Sinopec profit slips as refining fails to counter oil crash
Fuel prices are shown at a Sinopec gas station in Hong Kong.


Hong Kong: China Petroleum & Chemical Corp, the world’s biggest oil refiner, posted a 22 percent decline in profit for the first half of the year as oil’s collapse overpowered the boost from cheaper crude used to make fuels and chemicals.


Net income dropped to 19.9bn yuan ($3bn), the Beijing-based company known as Sinopec said in a statement to the Shanghai stock exchange on Sunday. Revenue slumped 37 percent to 879.2bn yuan.
One of China’s so-called Big Three oil companies, Sinopec’s earnings compare with a 98 percent profit drop by rival PetroChina Co, the country’s biggest producer, and the first-ever half-year loss by Cnooc Ltd, its largest offshore explorer. Oil refiners typically gain when crude slumps since they benefit from cheaper supply costs, though Sinopec is still vulnerable to the price collapse as it’s the country’s third-biggest oil and gas producer. Brent crude, the global benchmark, averaged about $41 a barrel during the first half of the year, down roughly 30 percent from the same period in 2015.
Crude production in the first half of the year dropped 11.4 percent to 154.2 million barrels, the company said in the statement, while natural gas output rose 10 percent to 388.7 billion cubic feet. Realised price for crude oil fell almost 26 percent to 1,596 yuan a ton in the period, while that for natural gas slid 19 percent to 1,267 yuan per thousand cubic meters.
In the second half, Sinopec expects crude production at 147 million barrels and natural gas output at 421.2 billion cubic feet. Sinopec will raise refining throughput to 120 million tons in the second half of the year, from 115.9 million in the first six months, the company said.
China’s oil refiners earlier this year got a boost from a government policy that halts retail fuel price adjustments when oil falls below $40 a barrel, putting a floor under gasoline and diesel prices while crude continued to drop. The rule boosted margins during Sinopec’s first quarter, when net income tripled from a year ago to 6.66bn yuan.
The nation’s refiners processed a record amount in the first half of 2015 as they capitalised on oil’s drop to a 12-year low and as independent refiners took advantage of looser restrictions on how they source crude and sell fuels. Refinery runs averaged 10.7 million barrels a day last month, slipping 2.7 percent from June’s record 11 million, as plants shut for seasonal maintenance.

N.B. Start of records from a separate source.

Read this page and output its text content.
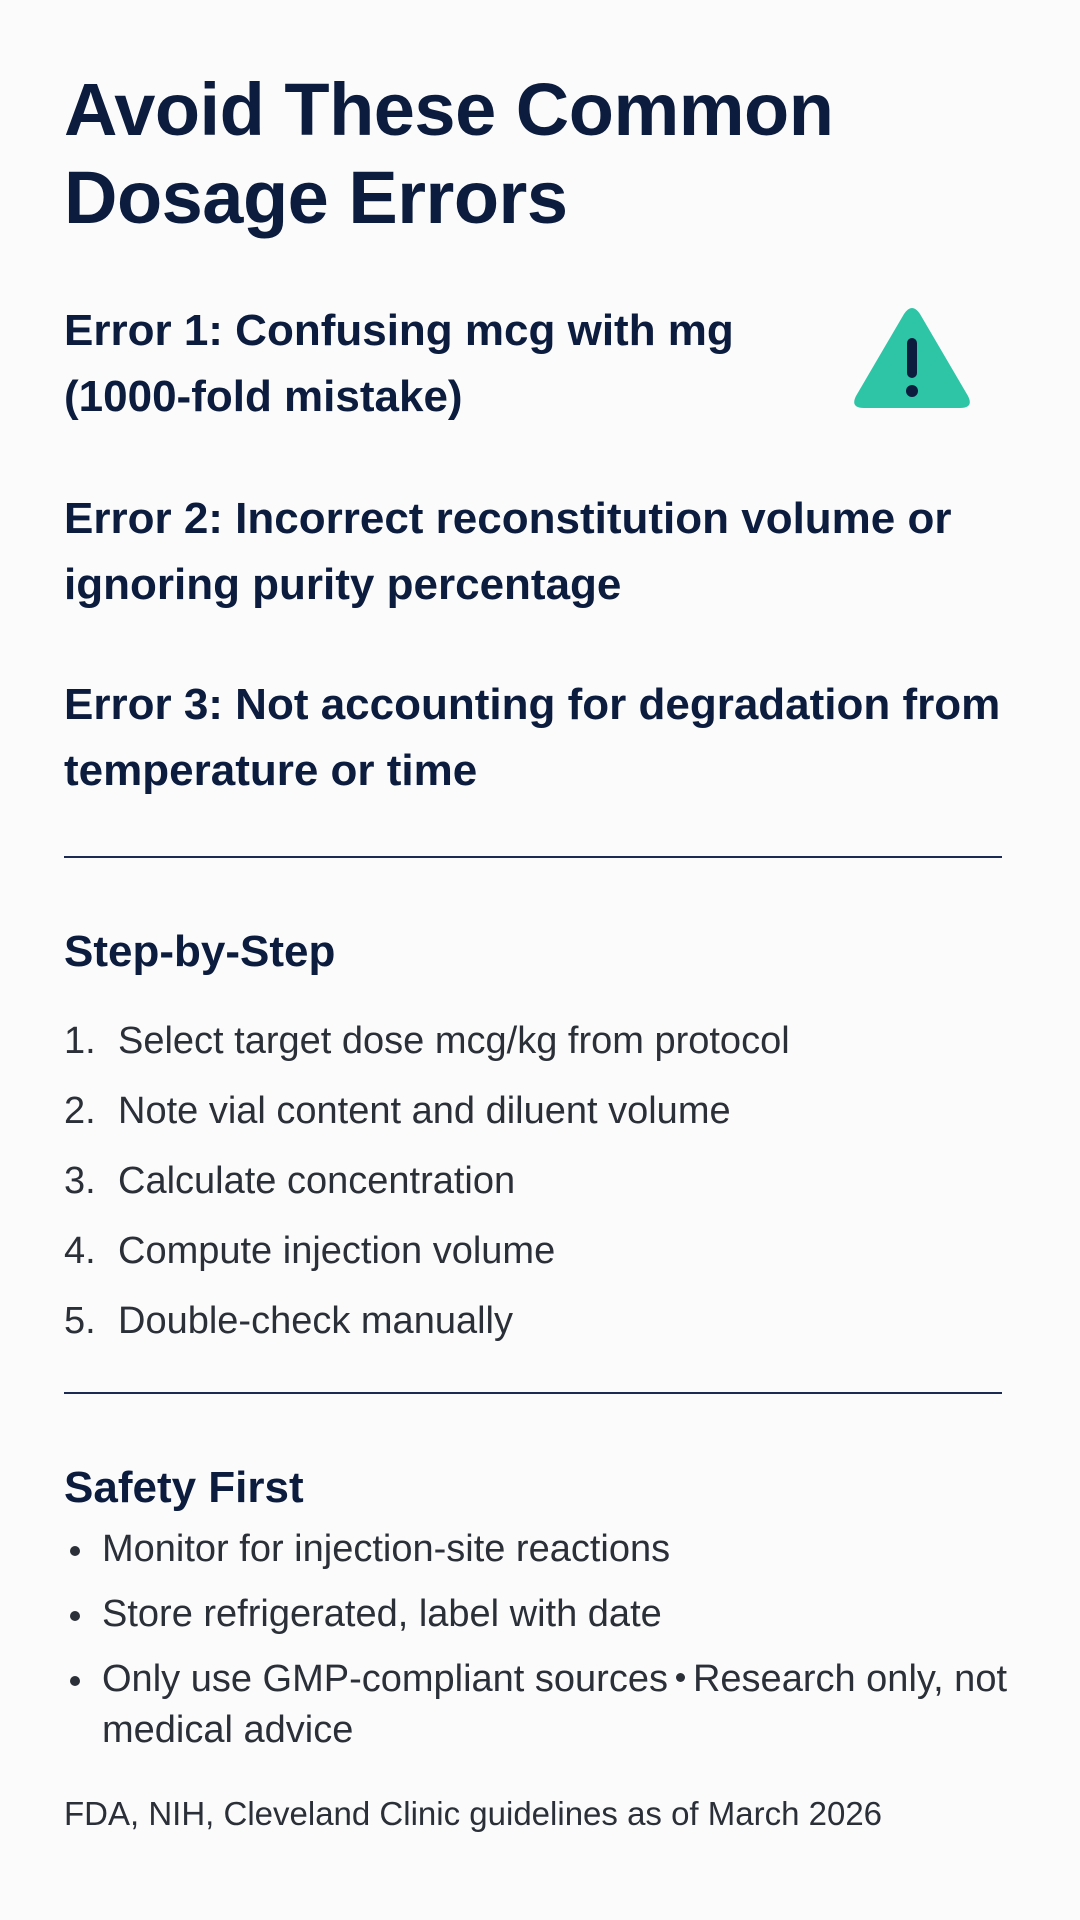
Avoid These Common Dosage Errors

Error 1: Confusing mcg with mg (1000-fold mistake)

Error 2: Incorrect reconstitution volume or ignoring purity percentage

Error 3: Not accounting for degradation from temperature or time

Step-by-Step
1. Select target dose mcg/kg from protocol
2. Note vial content and diluent volume
3. Calculate concentration
4. Compute injection volume
5. Double-check manually
Safety First
Monitor for injection-site reactions
Store refrigerated, label with date
Only use GMP-compliant sources Research only, not medical advice

FDA, NIH, Cleveland Clinic guidelines as of March 2026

Profits from fuel making have started falling at integrated refiners from Exxon Mobil Corp. to Royal Dutch Shell Plc as demand growth slows. Asian oil refiners from Singapore to South Korea are cutting operating rates as they grapple with a slump in margins. High costs and low prices have resulted in a decline in China’s domestic crude output, where aging fields are becoming too expensive to maintain. The country’s total crude output has slipped 5.1 percent in the first seven months of the year, while gas output has increased 3.1 percent. Capital expenditure in the first half was 13.5bn yuan.